Great updates! Looking forward to checking out the Schema crawling and validation.
What I would love to see in future versions is a “Export and open” option besides the existing Export button. I hate having to go dig up the file.
Would also be idea if there were some way to automatically format the resulting export file to be an Excel Table, with certain columns hidden or deleted, other columns filtered (by Indexation Status, for example) and columns added (I always add 3: LEN, Page Type and Actions)
Lastly, I typically use the crawl to build a “Page Inventory” pivot table off of. Wish there was a way to help with that process. As it requires a lot of manual categorization of pages into “Blog”, “Product”, “Company”, etc page types, I realize it’s unlikely but still nice to dream.
Please apologize for my bad english. I have just tried the free version and am very surprised about the many features! I first have to familiarize myself with the program, but I am already excited. Many Thanks!
Thank you for the structured data feature – much anticipated :)
I just updated from 10.4 to 11.3, and SF won’t crawl anything other than the URL I put in. I downgraded back to 10.4 and the crawl works correctly. Any idea what’s going on?
Hi Nikki,
It could be a configuration issue, so I’d recommend going to ‘File > Config > Clear’ after installing 11.3 and seeing if that helps.

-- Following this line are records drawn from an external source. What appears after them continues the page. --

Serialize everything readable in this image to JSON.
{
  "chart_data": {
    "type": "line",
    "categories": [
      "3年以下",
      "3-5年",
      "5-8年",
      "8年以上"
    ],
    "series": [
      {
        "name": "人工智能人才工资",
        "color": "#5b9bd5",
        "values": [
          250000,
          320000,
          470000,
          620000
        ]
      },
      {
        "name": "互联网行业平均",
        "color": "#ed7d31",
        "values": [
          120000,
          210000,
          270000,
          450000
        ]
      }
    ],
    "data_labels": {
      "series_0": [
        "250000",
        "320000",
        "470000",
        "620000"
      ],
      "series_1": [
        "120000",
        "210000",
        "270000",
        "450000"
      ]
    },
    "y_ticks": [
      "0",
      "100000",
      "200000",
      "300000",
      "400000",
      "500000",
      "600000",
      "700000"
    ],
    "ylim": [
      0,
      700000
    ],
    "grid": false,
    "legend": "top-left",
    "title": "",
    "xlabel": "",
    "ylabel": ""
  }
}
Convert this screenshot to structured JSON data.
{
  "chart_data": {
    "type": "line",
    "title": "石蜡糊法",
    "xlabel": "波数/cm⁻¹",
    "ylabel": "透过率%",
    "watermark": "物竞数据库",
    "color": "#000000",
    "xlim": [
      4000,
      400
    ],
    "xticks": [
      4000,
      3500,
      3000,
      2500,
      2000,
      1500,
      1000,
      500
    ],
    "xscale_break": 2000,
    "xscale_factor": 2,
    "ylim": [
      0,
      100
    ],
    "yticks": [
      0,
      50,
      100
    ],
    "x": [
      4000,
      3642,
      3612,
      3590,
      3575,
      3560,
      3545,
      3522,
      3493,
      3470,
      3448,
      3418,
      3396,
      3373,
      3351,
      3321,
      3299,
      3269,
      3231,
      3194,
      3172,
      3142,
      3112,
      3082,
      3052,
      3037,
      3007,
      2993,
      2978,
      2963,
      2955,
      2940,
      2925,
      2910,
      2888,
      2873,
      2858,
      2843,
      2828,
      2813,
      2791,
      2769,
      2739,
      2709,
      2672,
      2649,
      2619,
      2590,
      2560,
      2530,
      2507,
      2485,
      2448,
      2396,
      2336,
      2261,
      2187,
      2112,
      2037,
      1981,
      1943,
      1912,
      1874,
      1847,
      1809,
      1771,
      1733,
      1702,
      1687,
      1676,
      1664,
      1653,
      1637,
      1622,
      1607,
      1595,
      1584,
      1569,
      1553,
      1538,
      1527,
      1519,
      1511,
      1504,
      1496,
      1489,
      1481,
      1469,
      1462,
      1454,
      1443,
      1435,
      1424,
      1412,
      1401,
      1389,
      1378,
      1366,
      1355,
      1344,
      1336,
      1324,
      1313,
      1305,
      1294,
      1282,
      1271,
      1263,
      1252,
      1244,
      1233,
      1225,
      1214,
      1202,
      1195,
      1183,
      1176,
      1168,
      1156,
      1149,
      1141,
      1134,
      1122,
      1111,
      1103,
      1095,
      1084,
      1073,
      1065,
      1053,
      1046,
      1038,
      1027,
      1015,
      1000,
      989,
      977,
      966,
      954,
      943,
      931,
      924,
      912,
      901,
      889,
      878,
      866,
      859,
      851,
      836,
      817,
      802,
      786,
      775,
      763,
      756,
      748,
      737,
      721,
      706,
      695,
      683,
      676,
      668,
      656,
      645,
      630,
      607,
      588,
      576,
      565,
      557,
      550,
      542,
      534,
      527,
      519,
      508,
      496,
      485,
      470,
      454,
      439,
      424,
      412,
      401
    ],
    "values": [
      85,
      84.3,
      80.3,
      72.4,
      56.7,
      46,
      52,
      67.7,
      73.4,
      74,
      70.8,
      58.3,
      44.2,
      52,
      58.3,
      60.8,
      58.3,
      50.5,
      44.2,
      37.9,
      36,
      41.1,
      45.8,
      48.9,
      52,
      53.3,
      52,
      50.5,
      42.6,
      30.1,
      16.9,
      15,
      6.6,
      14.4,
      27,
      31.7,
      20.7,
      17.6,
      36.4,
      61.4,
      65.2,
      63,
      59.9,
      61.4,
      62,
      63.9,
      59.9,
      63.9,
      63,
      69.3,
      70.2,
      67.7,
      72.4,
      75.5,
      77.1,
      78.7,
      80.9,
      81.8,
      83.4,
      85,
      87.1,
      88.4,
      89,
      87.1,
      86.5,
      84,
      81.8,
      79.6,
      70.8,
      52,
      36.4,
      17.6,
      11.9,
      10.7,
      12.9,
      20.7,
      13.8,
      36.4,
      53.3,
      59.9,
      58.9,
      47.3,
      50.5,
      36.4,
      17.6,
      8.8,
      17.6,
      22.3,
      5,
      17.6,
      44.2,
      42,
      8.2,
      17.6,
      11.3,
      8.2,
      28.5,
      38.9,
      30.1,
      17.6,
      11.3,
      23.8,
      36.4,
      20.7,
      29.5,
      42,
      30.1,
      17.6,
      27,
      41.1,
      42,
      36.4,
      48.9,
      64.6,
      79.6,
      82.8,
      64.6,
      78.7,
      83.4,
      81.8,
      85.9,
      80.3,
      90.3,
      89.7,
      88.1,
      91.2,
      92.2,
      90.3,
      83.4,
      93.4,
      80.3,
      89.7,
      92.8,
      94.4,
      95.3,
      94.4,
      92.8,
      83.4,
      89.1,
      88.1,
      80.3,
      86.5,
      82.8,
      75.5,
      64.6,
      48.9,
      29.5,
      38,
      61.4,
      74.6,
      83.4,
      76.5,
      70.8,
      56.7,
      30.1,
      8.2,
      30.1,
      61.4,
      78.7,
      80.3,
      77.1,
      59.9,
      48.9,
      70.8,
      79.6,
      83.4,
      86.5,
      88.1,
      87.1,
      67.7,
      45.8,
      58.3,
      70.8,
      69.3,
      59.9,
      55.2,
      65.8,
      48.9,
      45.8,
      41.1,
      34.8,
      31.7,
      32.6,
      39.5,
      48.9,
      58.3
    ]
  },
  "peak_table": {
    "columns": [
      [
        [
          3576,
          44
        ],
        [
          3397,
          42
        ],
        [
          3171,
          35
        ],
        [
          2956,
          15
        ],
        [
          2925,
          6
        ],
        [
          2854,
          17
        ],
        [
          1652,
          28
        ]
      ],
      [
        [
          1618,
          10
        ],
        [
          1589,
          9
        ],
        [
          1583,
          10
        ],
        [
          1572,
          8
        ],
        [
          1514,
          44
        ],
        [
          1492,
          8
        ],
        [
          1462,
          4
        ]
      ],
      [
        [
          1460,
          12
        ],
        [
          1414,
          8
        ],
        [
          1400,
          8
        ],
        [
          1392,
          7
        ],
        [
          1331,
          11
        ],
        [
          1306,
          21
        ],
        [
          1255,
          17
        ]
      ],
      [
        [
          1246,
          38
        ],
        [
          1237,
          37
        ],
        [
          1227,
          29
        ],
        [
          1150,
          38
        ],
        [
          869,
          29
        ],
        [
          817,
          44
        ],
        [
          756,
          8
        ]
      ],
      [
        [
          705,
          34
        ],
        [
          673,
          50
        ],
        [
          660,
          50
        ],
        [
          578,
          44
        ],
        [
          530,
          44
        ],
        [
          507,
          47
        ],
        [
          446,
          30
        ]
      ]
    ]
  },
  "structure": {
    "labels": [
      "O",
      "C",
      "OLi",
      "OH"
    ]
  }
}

If not, have a look at the status code and status when you crawl, as this will provide a hint (https://www.screamingfrog.co.uk/http-status-codes-when-crawling/).
If the above doesn’t help, get in touch with us via support – https://www.screamingfrog.co.uk/seo-spider/support/
Thanks,
Dan
Hi! Can you add support robot.txt directive “clean-param” for yandex bot? (Work like “Configure URL parameters” in Search Console. it may be also useful for Google if it is configured).
Great update! Great work.
In the past few months I have not been able to test the update.
Today I installed it again on a new laptop and it’s fantastic.
Merit burden.
Grande Screaming Frog … one of the most useful tools for SEO.
Thanks again.
Oh God, this update is fantastic. Great guys, keep it up, now yours is the best SEO spider
Feature request: Allow for bulk exporting of Structured Data Details.
This would help when auditing large sets of URLs to determine if dynamic schema implementations are working as intended. Often this sort of thing doesn’t result in an error or warning necessarily, but it doesn’t mean it’s accurate either.
Thanks!
Hey Jerod,
Thanks for the request.
Does ‘Bulk Export > Contains Structured Data’ do what you need? :-)
Cheers.
Dan
Great update!
Do you have a link or a site (in french) for tutorials on screamingfrog, which explain the tools
Thanks
Finally crawling and extracting structured data from JSON-LD format. Thanks a lot. This is what Iwas looking for. Schema is such an important factor these days.
you are right
Great update. SEO Spider is more powerful and useful tool now. Is it possible to create other language versions? Thank you for the good work!
Great update! Thank you for the good work! :))
A huge Screaming Frog fan for years… the improvements to the SEO visualization nodes are very cool!